Benton Christopher P, Redfern Annabelle S
School of Experimental Psychology, University of Bristol Bristol, UK.
Front Psychol. 2016 Dec 15;7:1950. doi: 10.3389/fpsyg.2016.01950. eCollection 2016.
Recent adaptation studies provide evidence for early visual areas playing a role in duration perception. One explanation for the pronounced duration compression commonly found with adaptation is that it reflects adaptation-driven stimulus-specific reduction in neural activity in early visual areas. If this level of stimulus-associated neural activity does drive duration, then we would expect a strong effect of contrast on perceived duration as electrophysiological studies shows neural activity in early visual areas to be strongly related to contrast. We employed a spatially isotropic noise stimulus where the luminance of each noise element was independently sinusoidally modulated at 4 Hz.

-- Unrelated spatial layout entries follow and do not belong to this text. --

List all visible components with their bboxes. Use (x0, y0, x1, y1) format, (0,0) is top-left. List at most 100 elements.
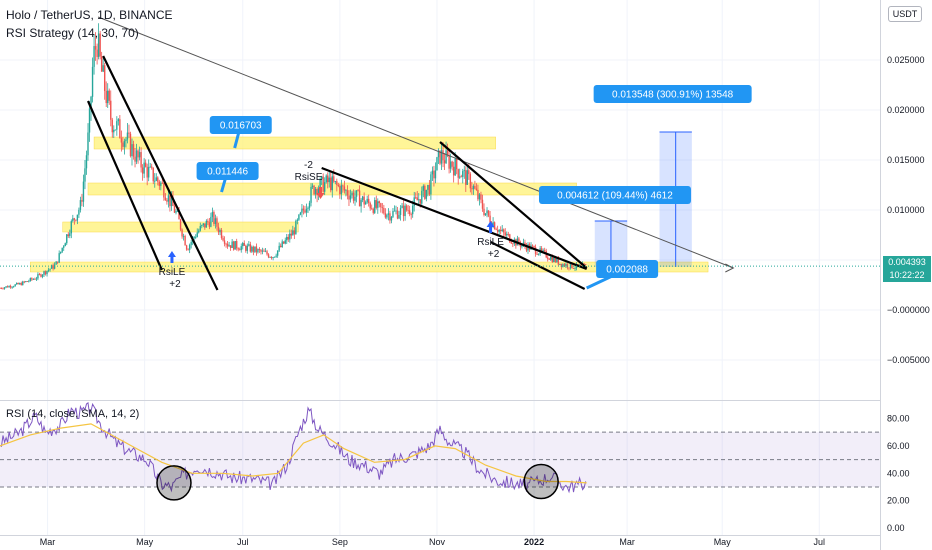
candle-body (584, 264, 587, 266)
candle-body (91, 66, 94, 97)
candle-body (185, 245, 188, 250)
candle-body (0, 288, 1, 289)
candle-body (399, 207, 402, 215)
candle-body (17, 282, 19, 285)
candle-body (319, 178, 321, 189)
candle-body (457, 169, 459, 178)
candle-body (415, 197, 417, 199)
candle-body (352, 192, 355, 201)
candle-body (173, 205, 176, 213)
candle-body (52, 265, 54, 269)
candle-body (375, 200, 377, 208)
candle-body (542, 250, 544, 252)
candle-body (283, 241, 285, 244)
candle-body (144, 162, 147, 167)
candle-body (26, 281, 29, 282)
candle-body (452, 166, 455, 176)
candle-body (61, 247, 63, 252)
candle-body (475, 188, 478, 190)
candle-body (269, 257, 271, 258)
candle-body (257, 249, 259, 253)
currency-button[interactable]: USDT (888, 6, 922, 22)
candle-body (537, 253, 540, 255)
callout-box (593, 85, 752, 103)
candle-body (99, 33, 101, 57)
callout-box (196, 162, 259, 180)
candle-body (195, 236, 197, 238)
time-tick-label: Jul (814, 537, 826, 547)
candle-body (122, 142, 124, 147)
candle-body (574, 268, 576, 269)
candle-body (114, 129, 117, 131)
candle-body (421, 190, 423, 204)
trend-line (97, 16, 734, 269)
candle-body (323, 182, 326, 192)
candle-body (311, 185, 314, 187)
candle-body (228, 245, 230, 247)
candle-body (140, 152, 142, 168)
candle-body (240, 246, 242, 251)
price-tick-label: 0.015000 (887, 155, 925, 165)
candle-body (166, 200, 168, 202)
candle-body (384, 213, 387, 218)
candle-body (411, 205, 414, 215)
candle-body (110, 100, 112, 120)
candle-body (298, 214, 300, 220)
candle-body (521, 244, 523, 247)
strategy-label: RSI Strategy (14, 30, 70) (6, 26, 139, 40)
candle-body (562, 264, 564, 267)
callout-text: 0.002088 (606, 265, 648, 276)
candle-body (498, 229, 500, 232)
candle-body (75, 219, 77, 221)
candle-body (222, 237, 224, 241)
candle-body (50, 265, 53, 269)
candle-body (348, 195, 350, 200)
callout-text: 0.011446 (207, 167, 248, 178)
candle-body (113, 129, 115, 133)
candle-body (167, 195, 170, 202)
candle-body (468, 170, 470, 175)
candle-body (135, 150, 138, 162)
candle-body (377, 201, 379, 208)
trend-line (86, 100, 163, 271)
candle-body (266, 251, 268, 255)
candle-body (557, 258, 560, 265)
candle-body (349, 195, 352, 200)
symbol-title: Holo / TetherUS, 1D, BINANCE (6, 8, 173, 22)
candle-body (437, 150, 440, 158)
candle-body (442, 150, 444, 161)
candle-body (20, 283, 22, 286)
candle-body (431, 170, 434, 175)
candle-body (205, 220, 208, 228)
candle-body (424, 185, 426, 199)
candle-body (229, 245, 232, 248)
candle-body (176, 210, 179, 212)
candle-body (496, 229, 499, 232)
candle-body (509, 234, 511, 243)
candle-body (304, 210, 306, 213)
candle-body (410, 214, 412, 215)
candle-body (272, 257, 274, 259)
signal-label: RsiLE (159, 267, 186, 278)
candle-body (363, 196, 365, 205)
candle-body (290, 233, 293, 236)
candle-body (14, 284, 16, 287)
rsi-layer (0, 402, 880, 501)
candle-body (404, 205, 406, 217)
candle-body (389, 213, 391, 221)
candle-body (169, 195, 171, 207)
candle-body (495, 229, 497, 230)
candle-body (160, 182, 162, 186)
candle-body (275, 255, 277, 257)
candle-body (580, 264, 582, 266)
candle-body (322, 176, 324, 192)
candle-body (82, 181, 85, 202)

Participants matched the perceived duration of a high (0.9) or low (0.1) contrast stimulus to a previously presented standard stimulus (600 ms, contrast = 0.3). To achieve perceptually equivalent durations, the low contrast stimulus had to be presented for longer than the high contrast stimulus. This occurred when we controlled for stimulus size and when we adjusted for individual differences in perceived temporal frequency. Further, we show that the effect cannot be explained by shifts in perceived onset and offset and is not explained by a simple contrast-driven response bias. The direction of our results is clearly consistent with the idea that level of neural activity drives duration. However, the magnitude of the effect (~10% duration difference over a 0.9-0.1 contrast reduction) is in marked contrast to the larger duration distortions that can be found with repetition suppression and the oddball effect; particularly when these may be associated with smaller differences in neural activity than that expected from our contrast difference. Taken together, these results indicate that level of stimulus-related neural activity in early visual areas is unlikely to provide a general mechanism for explaining differences in perceived duration.
近期的适应性研究为早期视觉区域在时长感知中发挥作用提供了证据。对于适应性过程中常见的显著时长压缩现象,一种解释是它反映了早期视觉区域中由适应性驱动的特定刺激的神经活动减少。如果这种与刺激相关的神经活动水平确实驱动了时长,那么我们预期对比度对感知时长会有强烈影响,因为电生理研究表明早期视觉区域的神经活动与对比度密切相关。我们采用了一种空间各向同性的噪声刺激,其中每个噪声元素的亮度以4赫兹独立地进行正弦调制。参与者将高对比度(0.9)或低对比度(0.1)刺激的感知时长与之前呈现的标准刺激(600毫秒,对比度 = 0.3)进行匹配。为了实现感知上等效的时长,低对比度刺激必须比高对比度刺激呈现更长的时间。当我们控制刺激大小时以及当我们针对个体在感知时间频率上的差异进行调整时,这种情况都会发生。此外,我们表明这种效应不能用感知起始和结束的偏移来解释,也不是由简单的对比度驱动的反应偏差所解释。我们结果的方向显然与神经活动水平驱动时长的观点一致。然而,这种效应的大小(在对比度从0.9降低到0.1的情况下,时长差异约为10%)与重复抑制和奇球效应中能发现的更大的时长扭曲形成了显著对比;特别是当这些可能与神经活动的较小差异相关,而这种差异比我们对比度差异所预期的要小。综合来看,这些结果表明早期视觉区域中与刺激相关的神经活动水平不太可能为解释感知时长差异提供一种通用机制。